In terms of trade flows, I think the expert in this room and our team on watching what’s been happening with Russia, et cetera, and even the new refiners coming on as Tom and — Tommy, you have — anything you would add?
Yes. I mean, let me pull along with that, I mean, I think it’s really kind of the developments that really happen related to the OPEC cuts, right, Atlantic Basin, long crude, Pacific Basin, short crude. So the OPEC cuts have had a more dramatic effect upon the refineries in Asia starting to see an increased trade flow basically barrels leaving the Atlantic Basin, particularly on lights, right?
I mean the Western African programs in the prior months, which were sort of softer, and we’re moving sloshing around the Atlantic Basin are now starting to get pulled to the east. And I think that’s probably the biggest change we’ve seen, which is not uncommon, but that’s the change that’s most apparent in front of us today.
Yes. Anything on Canada?
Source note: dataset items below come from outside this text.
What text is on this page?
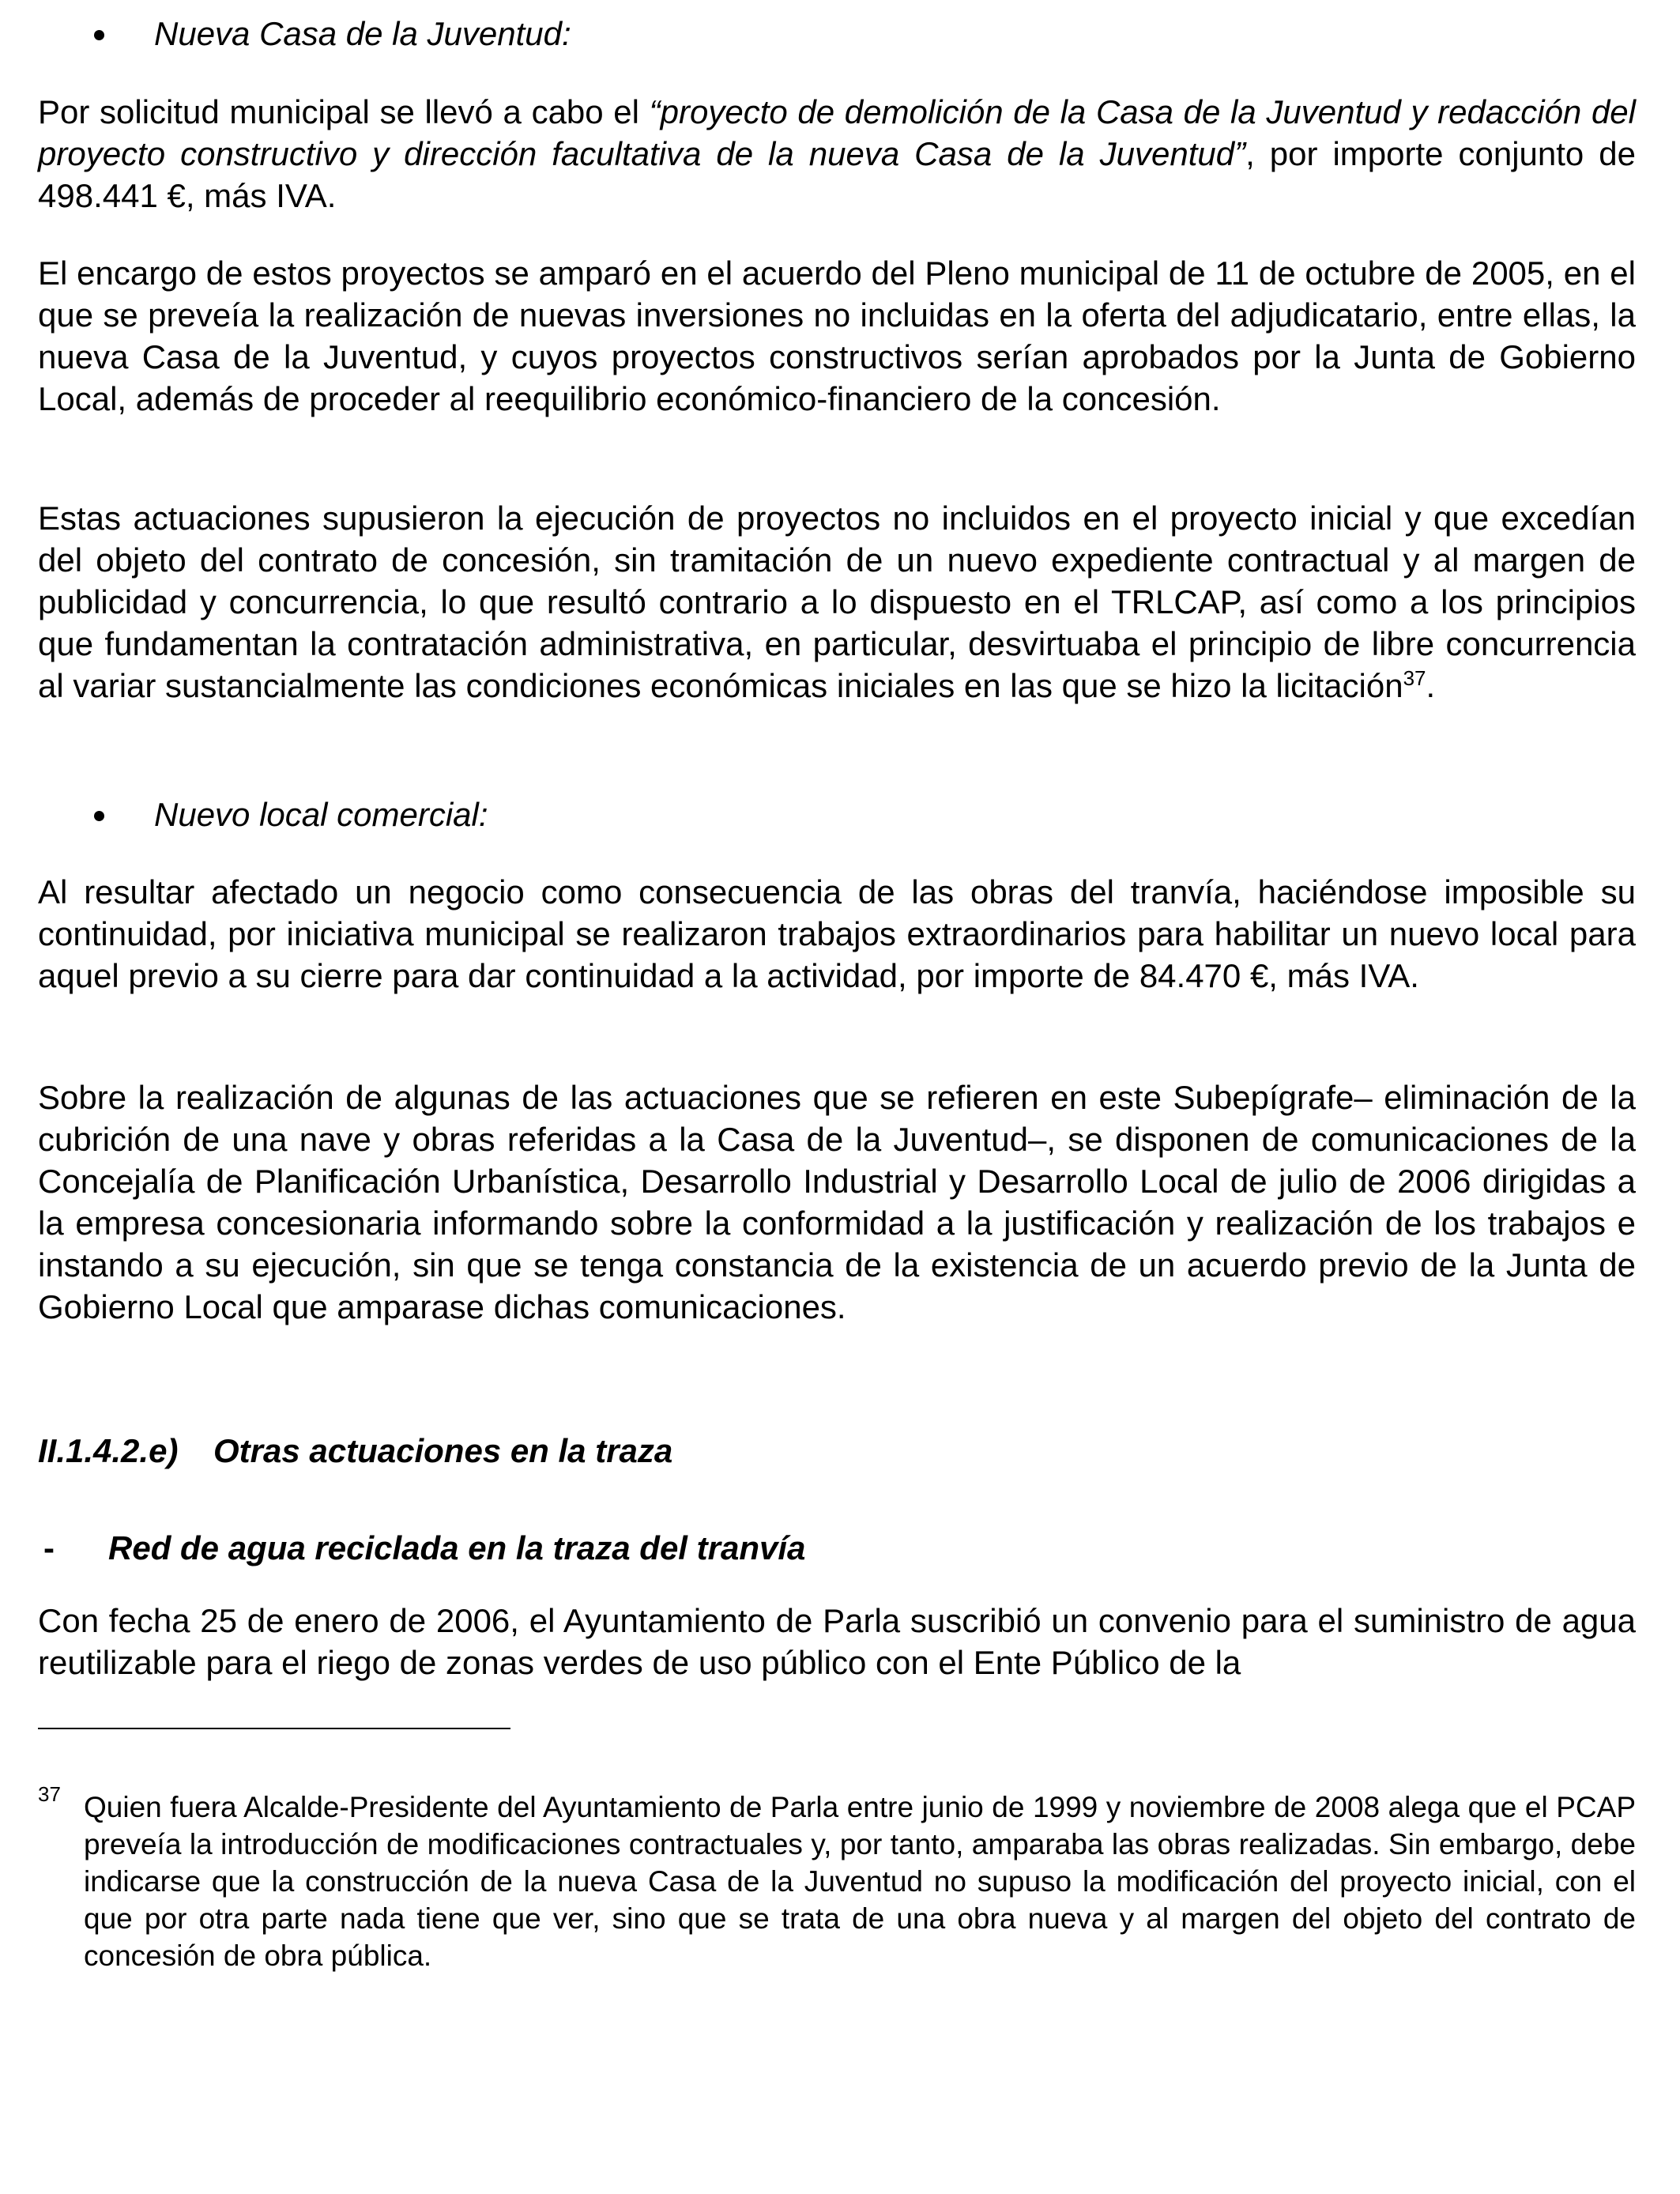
Nueva Casa de la Juventud:

Por solicitud municipal se llevó a cabo el “proyecto de demolición de la Casa de la Juventud y redacción del proyecto constructivo y dirección facultativa de la nueva Casa de la Juventud”, por importe conjunto de 498.441 €, más IVA.

El encargo de estos proyectos se amparó en el acuerdo del Pleno municipal de 11 de octubre de 2005, en el que se preveía la realización de nuevas inversiones no incluidas en la oferta del adjudicatario, entre ellas, la nueva Casa de la Juventud, y cuyos proyectos constructivos serían aprobados por la Junta de Gobierno Local, además de proceder al reequilibrio económico-financiero de la concesión.

Estas actuaciones supusieron la ejecución de proyectos no incluidos en el proyecto inicial y que excedían del objeto del contrato de concesión, sin tramitación de un nuevo expediente contractual y al margen de publicidad y concurrencia, lo que resultó contrario a lo dispuesto en el TRLCAP, así como a los principios que fundamentan la contratación administrativa, en particular, desvirtuaba el principio de libre concurrencia al variar sustancialmente las condiciones económicas iniciales en las que se hizo la licitación$^{37}$.

Nuevo local comercial:

Al resultar afectado un negocio como consecuencia de las obras del tranvía, haciéndose imposible su continuidad, por iniciativa municipal se realizaron trabajos extraordinarios para habilitar un nuevo local para aquel previo a su cierre para dar continuidad a la actividad, por importe de 84.470 €, más IVA.

Sobre la realización de algunas de las actuaciones que se refieren en este Subepígrafe– eliminación de la cubrición de una nave y obras referidas a la Casa de la Juventud–, se disponen de comunicaciones de la Concejalía de Planificación Urbanística, Desarrollo Industrial y Desarrollo Local de julio de 2006 dirigidas a la empresa concesionaria informando sobre la conformidad a la justificación y realización de los trabajos e instando a su ejecución, sin que se tenga constancia de la existencia de un acuerdo previo de la Junta de Gobierno Local que amparase dichas comunicaciones.

II.1.4.2.e) Otras actuaciones en la traza
- Red de agua reciclada en la traza del tranvía

Con fecha 25 de enero de 2006, el Ayuntamiento de Parla suscribió un convenio para el suministro de agua reutilizable para el riego de zonas verdes de uso público con el Ente Público de la

37 Quien fuera Alcalde-Presidente del Ayuntamiento de Parla entre junio de 1999 y noviembre de 2008 alega que el PCAP preveía la introducción de modificaciones contractuales y, por tanto, amparaba las obras realizadas. Sin embargo, debe indicarse que la construcción de la nueva Casa de la Juventud no supuso la modificación del proyecto inicial, con el que por otra parte nada tiene que ver, sino que se trata de una obra nueva y al margen del objeto del contrato de concesión de obra pública.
And I’ll leave it there.
I don’t think anything that hasn’t already been mentioned on the call.
Unidentified Company Representative
Obviously, it’s tightened up significantly. It looks like it’s winding out a little bit, but I agree with Tom. We’re going to see the big move there will happen when the trans pipeline gets on board.
Our final question comes from the line of Ryan Todd with Piper Sandler.
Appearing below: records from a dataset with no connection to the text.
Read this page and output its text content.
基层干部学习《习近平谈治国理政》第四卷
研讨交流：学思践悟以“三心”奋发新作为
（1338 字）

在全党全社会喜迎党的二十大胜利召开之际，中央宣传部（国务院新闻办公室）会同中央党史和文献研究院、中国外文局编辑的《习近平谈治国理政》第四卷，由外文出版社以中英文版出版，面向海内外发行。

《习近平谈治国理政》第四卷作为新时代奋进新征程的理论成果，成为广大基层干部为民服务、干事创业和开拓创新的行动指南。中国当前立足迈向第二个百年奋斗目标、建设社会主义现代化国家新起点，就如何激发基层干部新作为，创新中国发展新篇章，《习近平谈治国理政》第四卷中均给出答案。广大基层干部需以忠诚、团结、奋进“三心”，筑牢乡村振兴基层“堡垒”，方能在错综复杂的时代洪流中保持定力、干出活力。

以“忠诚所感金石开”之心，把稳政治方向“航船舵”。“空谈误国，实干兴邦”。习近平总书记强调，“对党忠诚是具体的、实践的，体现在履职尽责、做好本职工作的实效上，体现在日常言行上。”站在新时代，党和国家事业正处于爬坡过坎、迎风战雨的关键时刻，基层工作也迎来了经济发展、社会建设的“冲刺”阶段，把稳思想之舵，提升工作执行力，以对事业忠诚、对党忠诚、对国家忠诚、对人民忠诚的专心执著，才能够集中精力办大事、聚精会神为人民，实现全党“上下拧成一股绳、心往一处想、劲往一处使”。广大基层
Maybe just a follow-up on Paul’s earlier question on the use of cash. I mean, you’ve made material progress year-to-date reducing your environmental liabilities as well as staying active in the buyback market.
How much further on the environmental liabilities, how much lower would you like to get that before you feel like you’re in a normalized place? And then with the cash in hand, particularly from — I mean, both your organic free cash flow and the cash in hand from closing Eni deal. I guess you mentioned about being aggressive on the buyback. Is there room to lean in even more on the buyback? Or how do you view the kind of the appropriateness of that, I guess, I would say.
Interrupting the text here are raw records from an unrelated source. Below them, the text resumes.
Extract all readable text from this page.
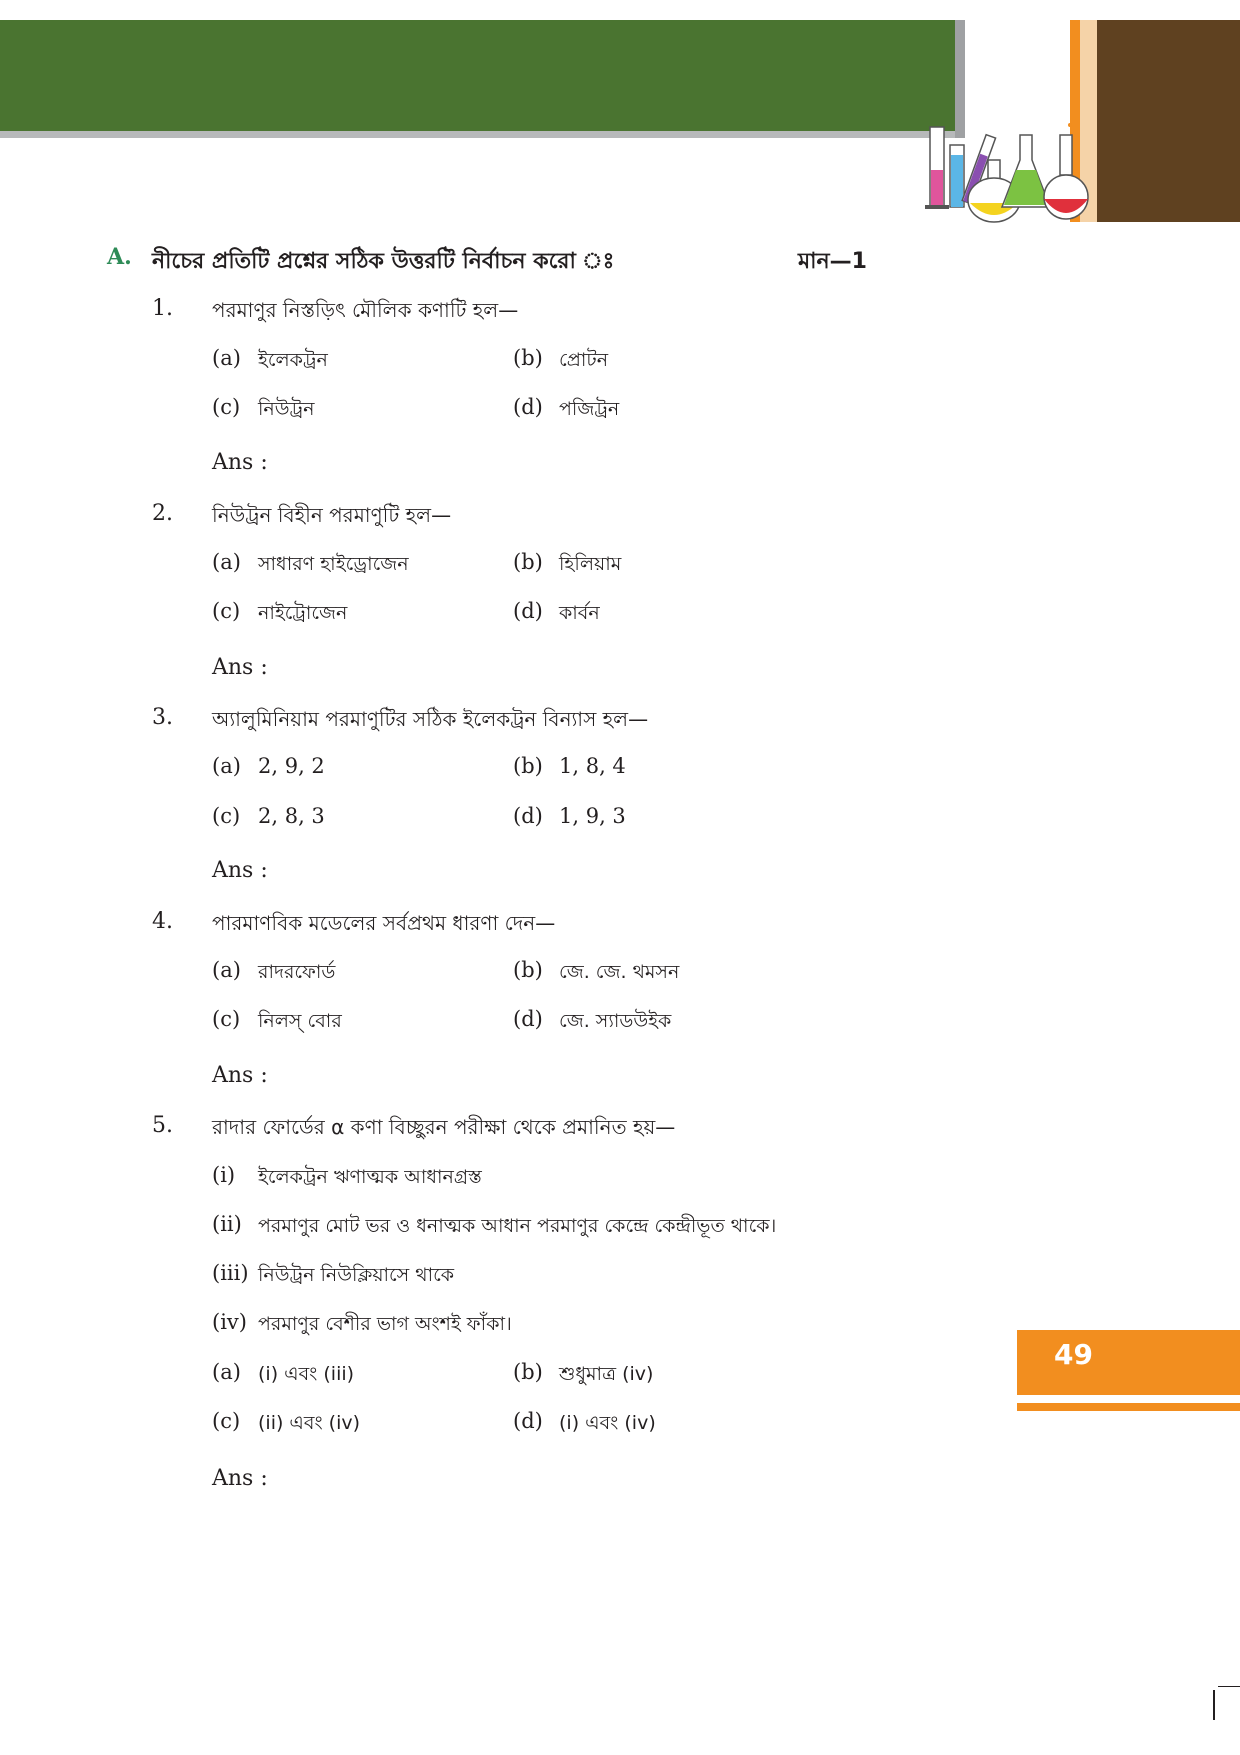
A. নীচের প্রতিটি প্রশ্নের সঠিক উত্তরটি নির্বাচন করো ঃ	মান—1
1. পরমাণুর নিস্তড়িৎ মৌলিক কণাটি হল—
(a) ইলেকট্রন	(b) প্রোটন
(c) নিউট্রন	(d) পজিট্রন
Ans :
2. নিউট্রন বিহীন পরমাণুটি হল—
(a) সাধারণ হাইড্রোজেন	(b) হিলিয়াম
(c) নাইট্রোজেন	(d) কার্বন
Ans :
3. অ্যালুমিনিয়াম পরমাণুটির সঠিক ইলেকট্রন বিন্যাস হল—
(a) 2, 9, 2	(b) 1, 8, 4
(c) 2, 8, 3	(d) 1, 9, 3
Ans :
4. পারমাণবিক মডেলের সর্বপ্রথম ধারণা দেন—
(a) রাদরফোর্ড	(b) জে. জে. থমসন
(c) নিলস্ বোর	(d) জে. স্যাডউইক
Ans :
5. রাদার ফোর্ডের α কণা বিচ্ছুরন পরীক্ষা থেকে প্রমানিত হয়—
(i) ইলেকট্রন ঋণাত্মক আধানগ্রস্ত
(ii) পরমাণুর মোট ভর ও ধনাত্মক আধান পরমাণুর কেন্দ্রে কেন্দ্রীভূত থাকে।
(iii) নিউট্রন নিউক্লিয়াসে থাকে
(iv) পরমাণুর বেশীর ভাগ অংশই ফাঁকা।
(a) (i) এবং (iii)	(b) শুধুমাত্র (iv)
(c) (ii) এবং (iv)	(d) (i) এবং (iv)
Ans :
49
Sure. Ryan, with respect to environmental liabilities, we are at 800 now, down from 1.3, and we would see ourselves getting to a range of, say, 200 to 400 by the middle of next year and would call that 200 to 400 range, normal, more normal.
And then with respect to the Eni proceeds, we’ve long been talking that the balance sheet is our first priority, but the list of cleanup items is decreasing. We talked about taking in the Inventory Intermediation Agreement continuing to reduce the environmental liabilities.
There is — with respect to the balance sheet, the potential that we might refinance our 2025 notes. And then beyond that, it’s really weighing as Matt said, the alternatives for excess cash, which includes stock buybacks, but — and everything else has to compete against that return.
Great. And then maybe just one last quick one. OpEx came in really strong performance on operating expenses there on the refining business came in lower than expectations. Can you talk about some of the drivers there, and how sustainable some of those are as we look through the second half of the year?
Yes. The biggest driver, no question about is natural gas prices. And so I know there was a lot of concentration on OpEx early in the year, and that was primarily on the back of much higher natural gas prices. Natural gas prices come down or OpEx comes in.
With that, that concludes the call today. We appreciate everyone’s participation, and we look forward to speaking to you next time. Thank you.
This concludes today’s teleconference. You may disconnect your lines at this time. Thank you for your participation, and have a wonderful day.